11 Pesta Ulang Tahun

57 10 76
                                    

Minggu pagi, Raya yang masih libur dengan cekatan membungkus kado untuk Kanya. Ia memutuskan untuk memasukkannya ke sebuah kotak, lalu membungkusnya.

Setelah selesai membungkus kado, ia melirik ponselnya yang sengaja dimatikan dari semalam. Raya tahu Rayan sudah menelponnya beberapa kali, bahkan tadi Rayan sudah ke rumahnya berulang kali. Ghea pun dibuat bingung oleh tingkah mereka berdua.

Raya menyenderkan kepalanya pada pinggiran kasur. Ia memejamkan matanya sebentar.

Untuk saat ini, Raya ingin mengabaikan cowok itu.

Untuk saat ini, Raya ingin bertindak egois.

Dan, untuk saat ini, ia ingin memberitahu Rayan lewat sikapnya bahwa diabaikan itu sangat sakit.

➰➰➰

Rayan menghempaskan tubuhnya di sofa. Sudah ratusan kali ia menelpon Raya, puluhan kali ia meng-sms gadis itu, dan beberapa kali ke rumahnya. Namun, usahanya sia-sia.

Apa Raya semarah itu padanya?

Entah kenapa lagi-lagi Rayan dibuat gelisah, mood nya juga dalam keadaan buruk. Ia juga sempat mengabaikan panggilan Gia demi memikirkan kesalahannya.

Tiba-tiba, pintu kamar Rayan diketuk oleh Kanya, dan menampilkan kepala adiknya sebelum masuk ke kamar.

"ABAAANG."

Rayan menutup telinganya sejenak. "Bisa nggak sih lo nggak usah teriak mulu sama gue?!" Protesnya.

Kanya hanya menyengir, lalu memasuki kamar abangnya tanpa seizin dari pemiliknya. Gadis itu duduk di samping Rayan yang sedang menundukkan kepalanya.

"Lo kenapa bang? Tumbenan kayak orang abis diputusin," cecar Kanya.

"Pusing gue, Nya," Rayan memijat pelipis.

"Lo pusingnya di kepala, atau di hati?"

"Dua-duanya."

Kanya mengerlingkan matanya. "Gue tebak, pasti lo sama kak Raya marahan ya?"

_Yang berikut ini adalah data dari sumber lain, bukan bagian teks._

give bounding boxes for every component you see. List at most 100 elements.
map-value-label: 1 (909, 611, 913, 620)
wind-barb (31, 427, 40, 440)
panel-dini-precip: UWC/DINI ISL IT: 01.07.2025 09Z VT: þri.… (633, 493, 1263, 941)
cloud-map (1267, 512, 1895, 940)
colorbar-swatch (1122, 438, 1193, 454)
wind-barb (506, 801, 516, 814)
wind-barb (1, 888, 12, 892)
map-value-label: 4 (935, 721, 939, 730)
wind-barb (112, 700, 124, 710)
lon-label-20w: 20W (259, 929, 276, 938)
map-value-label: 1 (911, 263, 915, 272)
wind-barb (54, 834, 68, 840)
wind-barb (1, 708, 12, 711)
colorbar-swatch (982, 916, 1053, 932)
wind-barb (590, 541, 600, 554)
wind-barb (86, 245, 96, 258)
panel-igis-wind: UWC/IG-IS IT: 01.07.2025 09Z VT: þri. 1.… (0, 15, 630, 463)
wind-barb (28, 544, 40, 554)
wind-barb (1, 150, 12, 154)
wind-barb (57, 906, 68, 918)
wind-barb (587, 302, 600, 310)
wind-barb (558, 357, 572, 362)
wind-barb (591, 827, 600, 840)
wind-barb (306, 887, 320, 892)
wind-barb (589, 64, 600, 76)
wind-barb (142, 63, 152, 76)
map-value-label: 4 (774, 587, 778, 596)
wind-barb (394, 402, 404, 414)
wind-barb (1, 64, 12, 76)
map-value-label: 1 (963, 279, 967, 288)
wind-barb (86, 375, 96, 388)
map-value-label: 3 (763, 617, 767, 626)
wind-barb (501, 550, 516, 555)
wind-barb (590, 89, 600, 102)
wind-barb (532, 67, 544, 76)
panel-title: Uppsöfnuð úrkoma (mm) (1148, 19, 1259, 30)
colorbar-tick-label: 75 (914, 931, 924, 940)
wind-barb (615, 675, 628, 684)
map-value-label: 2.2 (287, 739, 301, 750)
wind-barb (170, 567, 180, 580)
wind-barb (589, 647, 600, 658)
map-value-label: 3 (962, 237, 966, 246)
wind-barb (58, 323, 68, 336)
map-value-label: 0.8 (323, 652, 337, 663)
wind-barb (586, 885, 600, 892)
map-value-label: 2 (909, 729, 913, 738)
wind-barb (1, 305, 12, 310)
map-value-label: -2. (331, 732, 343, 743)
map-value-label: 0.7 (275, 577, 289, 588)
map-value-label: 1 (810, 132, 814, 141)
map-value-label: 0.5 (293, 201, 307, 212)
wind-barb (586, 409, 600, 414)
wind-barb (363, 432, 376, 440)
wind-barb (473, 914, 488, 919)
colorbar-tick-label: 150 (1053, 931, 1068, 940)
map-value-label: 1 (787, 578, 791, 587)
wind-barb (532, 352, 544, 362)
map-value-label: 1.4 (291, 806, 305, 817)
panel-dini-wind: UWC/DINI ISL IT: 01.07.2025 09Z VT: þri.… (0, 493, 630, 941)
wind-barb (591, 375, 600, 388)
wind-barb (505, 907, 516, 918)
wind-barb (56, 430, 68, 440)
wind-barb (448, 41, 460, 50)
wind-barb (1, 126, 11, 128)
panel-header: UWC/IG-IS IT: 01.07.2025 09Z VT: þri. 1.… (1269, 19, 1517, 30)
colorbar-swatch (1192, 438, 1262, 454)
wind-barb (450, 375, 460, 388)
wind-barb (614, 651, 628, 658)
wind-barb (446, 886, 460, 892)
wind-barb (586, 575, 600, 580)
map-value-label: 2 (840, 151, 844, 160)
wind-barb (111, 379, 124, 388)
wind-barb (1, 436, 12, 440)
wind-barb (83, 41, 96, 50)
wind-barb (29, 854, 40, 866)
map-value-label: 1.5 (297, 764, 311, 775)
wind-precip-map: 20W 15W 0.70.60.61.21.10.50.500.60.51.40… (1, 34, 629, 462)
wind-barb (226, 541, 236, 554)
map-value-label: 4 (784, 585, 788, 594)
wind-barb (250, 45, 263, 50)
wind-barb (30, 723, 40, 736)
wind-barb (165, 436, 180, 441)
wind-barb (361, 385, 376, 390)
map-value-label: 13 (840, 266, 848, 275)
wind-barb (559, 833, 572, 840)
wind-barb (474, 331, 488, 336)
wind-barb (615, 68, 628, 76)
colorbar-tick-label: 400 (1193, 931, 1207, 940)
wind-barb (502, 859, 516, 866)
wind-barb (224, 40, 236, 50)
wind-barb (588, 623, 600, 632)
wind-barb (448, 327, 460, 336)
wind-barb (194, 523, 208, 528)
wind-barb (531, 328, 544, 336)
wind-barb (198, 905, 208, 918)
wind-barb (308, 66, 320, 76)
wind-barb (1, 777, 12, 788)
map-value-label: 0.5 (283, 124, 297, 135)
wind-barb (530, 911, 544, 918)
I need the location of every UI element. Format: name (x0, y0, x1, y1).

"Tepatnya dia yang marah," koreksi Rayan.

Kanya menganggukkan kepalanya. "Wajar sih dia marah ke elo," komentarnya.

Raya menoleh pada Kanya dengan mata yang memicing. "Maksud lo?"

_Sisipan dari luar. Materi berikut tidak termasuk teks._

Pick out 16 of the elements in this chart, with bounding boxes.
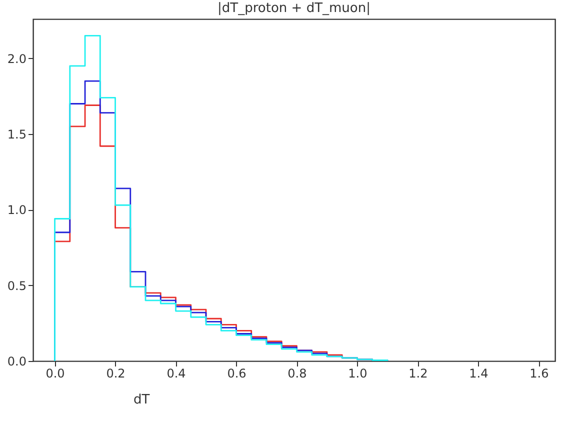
- x-tick-label: 0.6: [227, 366, 246, 380]
- y-tick-label: 1.0: [7, 203, 26, 218]
- x-tick-label: 0.0: [46, 366, 65, 380]
- chart-title: |dT_proton + dT_muon|: [218, 1, 370, 16]
- x-tick-label: 1.0: [348, 366, 368, 380]
- x-tick-label: 1.4: [469, 366, 488, 380]
- y-tick-label: 2.0: [7, 52, 26, 66]
- x-tick-label: 0.2: [106, 366, 126, 380]
- x-tick-label: 0.4: [166, 366, 186, 380]
- x-tick-label: 1.2: [408, 366, 428, 380]
- x-axis-title: dT: [134, 392, 150, 408]
- y-tick-label: 0.0: [7, 354, 26, 368]
- y-tick-label: 1.5: [7, 128, 26, 142]
- x-tick-label: 1.6: [530, 366, 549, 380]
- y-tick-label: 0.5: [7, 278, 26, 293]
- x-tick-label: 0.8: [288, 366, 307, 380]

"Nggak ada orang yang nggak marah kalau diabaikan. Gue rasa lo tau apa maksud perkataan gue. Jangan nanya kalau gue tau dari mana, karena nggak bakal gue jawab pertanyaan lo," Kanya bangkit dari duduknya.

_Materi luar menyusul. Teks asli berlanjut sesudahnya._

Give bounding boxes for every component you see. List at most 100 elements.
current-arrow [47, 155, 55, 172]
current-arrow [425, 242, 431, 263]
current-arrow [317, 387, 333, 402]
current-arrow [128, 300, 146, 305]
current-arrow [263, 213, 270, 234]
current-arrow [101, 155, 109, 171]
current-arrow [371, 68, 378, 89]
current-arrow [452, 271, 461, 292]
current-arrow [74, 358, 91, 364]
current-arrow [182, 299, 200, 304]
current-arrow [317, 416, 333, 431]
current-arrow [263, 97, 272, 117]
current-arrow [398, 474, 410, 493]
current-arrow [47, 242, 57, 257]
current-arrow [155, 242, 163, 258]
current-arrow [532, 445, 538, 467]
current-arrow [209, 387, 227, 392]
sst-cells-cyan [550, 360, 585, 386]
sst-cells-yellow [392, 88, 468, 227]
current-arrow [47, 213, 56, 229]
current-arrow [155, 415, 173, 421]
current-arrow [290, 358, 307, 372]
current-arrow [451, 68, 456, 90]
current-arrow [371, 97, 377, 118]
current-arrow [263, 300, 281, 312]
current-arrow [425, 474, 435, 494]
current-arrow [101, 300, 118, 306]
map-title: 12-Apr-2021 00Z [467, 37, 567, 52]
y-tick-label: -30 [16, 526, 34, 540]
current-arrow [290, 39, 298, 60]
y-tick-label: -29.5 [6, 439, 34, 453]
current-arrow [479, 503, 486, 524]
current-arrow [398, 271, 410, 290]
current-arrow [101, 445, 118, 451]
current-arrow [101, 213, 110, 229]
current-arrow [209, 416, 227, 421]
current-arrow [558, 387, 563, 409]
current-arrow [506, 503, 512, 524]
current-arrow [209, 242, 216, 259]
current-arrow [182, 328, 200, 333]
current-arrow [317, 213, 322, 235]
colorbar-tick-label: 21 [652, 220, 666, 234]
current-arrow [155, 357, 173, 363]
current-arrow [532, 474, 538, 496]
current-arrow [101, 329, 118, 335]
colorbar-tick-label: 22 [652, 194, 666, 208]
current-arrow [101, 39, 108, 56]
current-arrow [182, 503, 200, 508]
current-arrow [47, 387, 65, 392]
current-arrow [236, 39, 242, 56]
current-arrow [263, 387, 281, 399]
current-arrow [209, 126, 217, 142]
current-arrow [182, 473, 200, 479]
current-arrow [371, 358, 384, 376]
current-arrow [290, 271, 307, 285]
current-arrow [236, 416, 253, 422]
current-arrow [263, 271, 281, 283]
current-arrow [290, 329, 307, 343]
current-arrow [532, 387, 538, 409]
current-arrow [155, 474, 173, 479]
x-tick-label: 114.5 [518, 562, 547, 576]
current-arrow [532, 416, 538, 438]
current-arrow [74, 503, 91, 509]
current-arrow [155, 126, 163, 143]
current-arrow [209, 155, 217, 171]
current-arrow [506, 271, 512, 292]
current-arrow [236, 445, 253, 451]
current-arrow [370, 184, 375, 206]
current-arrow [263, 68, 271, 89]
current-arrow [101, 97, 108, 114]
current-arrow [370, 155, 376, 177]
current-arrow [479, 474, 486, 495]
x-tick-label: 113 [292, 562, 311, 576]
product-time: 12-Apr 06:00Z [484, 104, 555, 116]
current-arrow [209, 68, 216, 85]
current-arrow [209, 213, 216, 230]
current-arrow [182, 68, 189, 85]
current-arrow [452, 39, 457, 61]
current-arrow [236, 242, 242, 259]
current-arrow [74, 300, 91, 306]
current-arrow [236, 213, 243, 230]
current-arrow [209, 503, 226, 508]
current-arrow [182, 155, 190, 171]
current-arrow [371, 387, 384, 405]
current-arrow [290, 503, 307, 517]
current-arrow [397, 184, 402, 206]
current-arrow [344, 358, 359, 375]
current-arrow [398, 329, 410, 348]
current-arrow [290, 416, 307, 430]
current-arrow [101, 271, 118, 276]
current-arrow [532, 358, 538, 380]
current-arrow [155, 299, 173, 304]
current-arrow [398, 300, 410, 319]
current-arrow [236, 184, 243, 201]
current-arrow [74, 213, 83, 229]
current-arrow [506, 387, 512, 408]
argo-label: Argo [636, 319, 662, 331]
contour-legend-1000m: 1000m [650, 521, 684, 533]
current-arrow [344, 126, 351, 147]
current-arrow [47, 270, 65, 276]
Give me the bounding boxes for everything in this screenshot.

"Gue mau beli daging buat nanti malam. Lo udah beli kadonya 'kan bang?" Tanya Kanya sambil memasang senyum manis.

"Udah," jawab Rayan tanpa minat.

Saat Kanya ingin membuka kenop pintu, ia membalikkan badannya, seakan lupa memberitahu hal lain.

"Oh iya, satu lagi. Lo kalau jadi cowok jangan labil, bang. Lo nggak bisa pilih dua-duanya, karena salah satunya hanya akan tersakiti nanti." Setelah mengucapkan kalimat itu, Kanya langsung keluar dari kamar Rayan.

Kini, Rayan telah paham maksud omongan Kanya tadi.

➰➰➰

Tak terasa malam akhirnya tiba, orang-orang yang diundang pribadi oleh Kanya telah datang di halaman belakang rumahnya. Kanya seorang introvert yang hanya ingin acaranya dihadiri oleh teman-teman terdekatnya saja. Karena dengan cara itu, gadis itu bisa menjadi dirinya sendiri tanpa akting di depan banyak orang.

"Kanya," panggilan itu berasal dari arah belakang Kanya.

Kanya yang sedang membakar daging menoleh kebelakang, dan mendapati Karel yang tengah tersenyum ke arahnya.